Musique. Cinq ans après « Eternels, jusqu’à demain », le chanteur-guitariste Thomas Dutronc revient avec « Frenchy ». Un album très swing dans lequel il revisite des standards français iconiques d’une voix douce, dans des ambiances jazz cheek to cheek. Des chansons qui ont fait le tour du monde, telles « Les Feuilles mortes », « Ne me quitte pas », « Petite fleur », « C’est si bon » qu’il interprète avec Iggy Pop et Diana Krall ou encore « La Vie en rose » d’Edith Piaf qu’il reprend avec Billy Gibbons, le guitariste barbu de ZZ Top.


Thomas Dutronc : « Ça été génial de chanter « C’est si bon » avec Iggy Pop et Diana Krall, qui a tenu à m’appeler ensuite pour me dire que le titre swinguait, groovait… Il y a eu beaucoup de chaleur humaine avec tous les artistes qui ont participé à l’album, comme Billy Gibbons ou Jeff Goldblum. Le plus beau des voyages, c’est la rencontre avec l’autre… »


thomas dutronc frenchyLa musique de Django Reinhardt lui a donné envie de jouer de la guitare. Il avait alors 18 ans. Depuis la note bleue n’a pas cessé de fasciner Thomas Dutronc qui en quatre albums, a su explorer l’univers jazz-manouche en lui apportant une touche d’humour et de nonchalance. A 46 ans, le fils de Françoise Hardy et de Jacques Dutronc, revient avec « Frenchy ». Un album très cheeck to cheek, où il se glisse dans les habits de crooner et reprend des chansons iconiques qui ont fait le tour du monde.
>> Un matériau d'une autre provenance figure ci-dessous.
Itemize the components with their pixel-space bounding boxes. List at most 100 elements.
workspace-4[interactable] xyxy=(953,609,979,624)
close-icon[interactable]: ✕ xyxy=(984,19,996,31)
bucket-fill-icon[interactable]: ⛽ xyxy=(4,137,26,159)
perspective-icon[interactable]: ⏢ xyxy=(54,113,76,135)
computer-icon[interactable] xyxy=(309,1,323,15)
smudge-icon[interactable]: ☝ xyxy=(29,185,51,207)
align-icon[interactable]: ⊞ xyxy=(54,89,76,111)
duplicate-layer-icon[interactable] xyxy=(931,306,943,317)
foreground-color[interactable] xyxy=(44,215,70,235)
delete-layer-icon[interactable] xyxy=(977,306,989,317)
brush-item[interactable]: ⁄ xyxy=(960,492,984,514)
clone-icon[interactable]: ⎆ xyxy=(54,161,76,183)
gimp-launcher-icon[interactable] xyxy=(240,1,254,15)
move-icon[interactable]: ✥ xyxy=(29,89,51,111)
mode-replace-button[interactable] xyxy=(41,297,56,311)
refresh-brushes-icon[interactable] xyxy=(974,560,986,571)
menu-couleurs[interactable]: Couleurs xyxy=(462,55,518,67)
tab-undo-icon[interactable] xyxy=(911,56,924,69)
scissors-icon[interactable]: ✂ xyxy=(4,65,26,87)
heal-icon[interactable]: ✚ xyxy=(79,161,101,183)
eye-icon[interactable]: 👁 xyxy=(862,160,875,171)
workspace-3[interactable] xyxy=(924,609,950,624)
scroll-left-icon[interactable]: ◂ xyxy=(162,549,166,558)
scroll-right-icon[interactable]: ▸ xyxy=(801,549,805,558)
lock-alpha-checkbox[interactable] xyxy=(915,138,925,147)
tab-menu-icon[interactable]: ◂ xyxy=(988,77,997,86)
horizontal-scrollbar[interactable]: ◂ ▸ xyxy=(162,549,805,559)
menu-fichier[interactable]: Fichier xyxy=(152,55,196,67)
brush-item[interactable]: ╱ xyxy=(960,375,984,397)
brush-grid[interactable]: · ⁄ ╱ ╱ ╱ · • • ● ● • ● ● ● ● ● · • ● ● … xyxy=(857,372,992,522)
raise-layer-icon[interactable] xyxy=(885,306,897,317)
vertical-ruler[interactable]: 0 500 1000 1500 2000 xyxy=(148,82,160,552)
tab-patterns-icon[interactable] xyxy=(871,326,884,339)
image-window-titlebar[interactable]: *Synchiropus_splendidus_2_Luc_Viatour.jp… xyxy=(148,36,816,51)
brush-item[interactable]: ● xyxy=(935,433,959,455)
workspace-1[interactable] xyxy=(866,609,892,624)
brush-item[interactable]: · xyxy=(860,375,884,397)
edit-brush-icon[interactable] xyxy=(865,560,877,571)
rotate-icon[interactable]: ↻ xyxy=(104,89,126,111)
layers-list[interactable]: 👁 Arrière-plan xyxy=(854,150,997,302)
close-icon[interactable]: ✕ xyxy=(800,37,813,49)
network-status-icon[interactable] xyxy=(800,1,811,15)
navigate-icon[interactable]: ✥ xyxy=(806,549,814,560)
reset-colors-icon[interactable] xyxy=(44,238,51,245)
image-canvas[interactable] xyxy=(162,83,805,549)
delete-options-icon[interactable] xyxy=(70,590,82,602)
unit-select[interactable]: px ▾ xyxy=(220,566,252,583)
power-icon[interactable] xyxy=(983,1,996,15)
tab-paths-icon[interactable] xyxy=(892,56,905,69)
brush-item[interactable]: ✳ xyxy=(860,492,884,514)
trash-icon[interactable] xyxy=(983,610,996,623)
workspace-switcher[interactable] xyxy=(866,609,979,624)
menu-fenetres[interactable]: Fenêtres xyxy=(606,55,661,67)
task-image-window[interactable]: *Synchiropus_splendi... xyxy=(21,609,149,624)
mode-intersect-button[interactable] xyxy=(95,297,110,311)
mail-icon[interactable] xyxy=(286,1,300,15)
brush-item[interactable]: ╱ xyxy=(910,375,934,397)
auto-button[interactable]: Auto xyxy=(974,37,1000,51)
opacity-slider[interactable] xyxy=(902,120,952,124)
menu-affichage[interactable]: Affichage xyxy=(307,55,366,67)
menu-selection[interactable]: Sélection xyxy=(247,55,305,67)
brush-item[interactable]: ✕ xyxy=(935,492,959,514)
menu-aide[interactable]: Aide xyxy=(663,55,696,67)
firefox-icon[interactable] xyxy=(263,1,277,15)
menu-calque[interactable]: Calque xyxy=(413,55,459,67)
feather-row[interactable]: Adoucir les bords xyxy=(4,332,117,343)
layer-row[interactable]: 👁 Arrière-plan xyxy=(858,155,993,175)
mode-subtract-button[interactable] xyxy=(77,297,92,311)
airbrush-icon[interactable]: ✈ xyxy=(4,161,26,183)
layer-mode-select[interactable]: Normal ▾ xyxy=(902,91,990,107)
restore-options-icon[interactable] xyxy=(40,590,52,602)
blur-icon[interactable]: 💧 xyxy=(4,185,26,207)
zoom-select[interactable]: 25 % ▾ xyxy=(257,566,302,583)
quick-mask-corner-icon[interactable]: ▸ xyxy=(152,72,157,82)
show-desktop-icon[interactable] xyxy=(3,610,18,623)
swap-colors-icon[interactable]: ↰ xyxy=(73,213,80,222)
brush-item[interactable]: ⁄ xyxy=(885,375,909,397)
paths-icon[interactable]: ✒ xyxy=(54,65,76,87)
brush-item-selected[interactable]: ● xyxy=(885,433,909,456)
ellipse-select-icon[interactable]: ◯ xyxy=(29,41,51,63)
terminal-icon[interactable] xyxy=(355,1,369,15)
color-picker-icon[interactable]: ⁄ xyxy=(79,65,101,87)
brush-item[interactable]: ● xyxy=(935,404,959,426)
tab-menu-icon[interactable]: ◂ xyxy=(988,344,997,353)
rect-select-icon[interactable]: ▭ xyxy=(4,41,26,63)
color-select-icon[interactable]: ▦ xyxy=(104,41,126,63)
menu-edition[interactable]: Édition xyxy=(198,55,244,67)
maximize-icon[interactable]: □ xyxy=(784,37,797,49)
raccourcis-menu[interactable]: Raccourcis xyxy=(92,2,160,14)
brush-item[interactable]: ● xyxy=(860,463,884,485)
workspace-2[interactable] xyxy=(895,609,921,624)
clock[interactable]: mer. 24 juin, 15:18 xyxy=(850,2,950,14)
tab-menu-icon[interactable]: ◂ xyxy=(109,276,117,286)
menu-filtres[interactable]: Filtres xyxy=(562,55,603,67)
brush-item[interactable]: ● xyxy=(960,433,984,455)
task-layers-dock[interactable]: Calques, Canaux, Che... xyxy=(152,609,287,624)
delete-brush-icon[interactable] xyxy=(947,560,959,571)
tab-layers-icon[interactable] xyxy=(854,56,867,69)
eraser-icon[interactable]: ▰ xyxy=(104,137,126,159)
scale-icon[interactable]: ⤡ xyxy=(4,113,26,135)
A L’image de « La Vie en rose » (Edith Piaf), « La Belle vie » (Sacha Distel), « Les Feuilles mortes » (Prevert/Kosma), « La mer » (Charles Trenet), « Ne me quitte pas » (Jacques Brel), « Petite Fleur » (composée en France par Sidney Bechet), ou encore « C’est si bon » (écrite par Henri Betti, pianiste de Maurice Chevalier, et le parolier André Hornez), qu’il interprète avec Iggy Pop et Diana Krall. Un casting de choix pour le chanteur-guitariste qui s’est également entouré de l’acteur et musicien de jazz Jeff Goldblum, Stacey Kent ou Billy Gibbons, le guitariste barbu de ZZ Top avec qui il chante « La vie en rose ».
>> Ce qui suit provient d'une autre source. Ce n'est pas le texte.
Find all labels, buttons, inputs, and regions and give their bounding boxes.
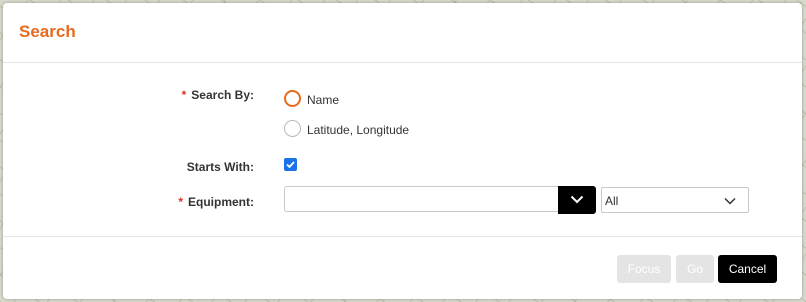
radio-name[interactable] bbox=[284, 90, 301, 107]
dialog-title: Search bbox=[19, 22, 76, 41]
radio-lat-long[interactable] bbox=[284, 120, 301, 137]
cancel-button[interactable]: Cancel bbox=[718, 255, 777, 283]
search-by-label-group: * Search By: bbox=[134, 88, 254, 102]
go-button[interactable]: Go bbox=[676, 255, 714, 283]
equipment-input[interactable] bbox=[284, 186, 558, 212]
radio-name-label[interactable]: Name bbox=[307, 93, 339, 107]
required-marker: * bbox=[181, 88, 187, 102]
equipment-dropdown-button[interactable] bbox=[558, 186, 596, 214]
chevron-down-icon bbox=[570, 195, 584, 204]
search-by-label: Search By: bbox=[191, 88, 254, 102]
check-icon bbox=[286, 161, 295, 169]
starts-with-checkbox[interactable] bbox=[284, 158, 297, 171]
radio-lat-long-label[interactable]: Latitude, Longitude bbox=[307, 123, 409, 137]
starts-with-label: Starts With: bbox=[186, 160, 254, 174]
dialog-header: Search bbox=[3, 3, 802, 63]
focus-button[interactable]: Focus bbox=[617, 255, 671, 283]
equipment-label-group: * Equipment: bbox=[134, 195, 254, 209]
required-marker: * bbox=[178, 195, 183, 209]
equipment-label: Equipment: bbox=[188, 195, 254, 209]
chevron-down-icon bbox=[724, 197, 736, 205]
equipment-filter-select[interactable]: All bbox=[601, 187, 749, 213]
search-dialog: Search * Search By: Name Latitude, Longit… bbox=[3, 3, 802, 299]
footer-divider bbox=[3, 236, 802, 237]
equipment-filter-value: All bbox=[605, 194, 619, 208]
Un disque de 14 standards français, des chansons qui ont connu une résonance internationale et voyagé outre-Atlantique, aux Etats-Unis, où elles ont été interprétées par Franck Sinatra, Dean Martin, Louis Armstrong, Tony Bennett, Nat King Cole ou encore Nina Simone. Des pépites que le chanteur revisite d’une voix douce sur des arrangements jazzy. On y trouve également des morceaux inattendus de la nouvelle génération, comme « Get Lucky » de Daft Punk ou « Playground love » de Air, arrangés en guitare-voix. « Frenchy » est un album aux ambiances tamisées. C’est élégant, ça swingue, et on se sent immédiatement bien au cœur de ces chansons intemporelles auxquelles Thomas Dutronc redonne des couleurs nouvelles, entre tendresse et nostalgie.

Vous revenez avec un album composé essentiellement de standards français. Qu’est-ce qui a motivé ce choix ?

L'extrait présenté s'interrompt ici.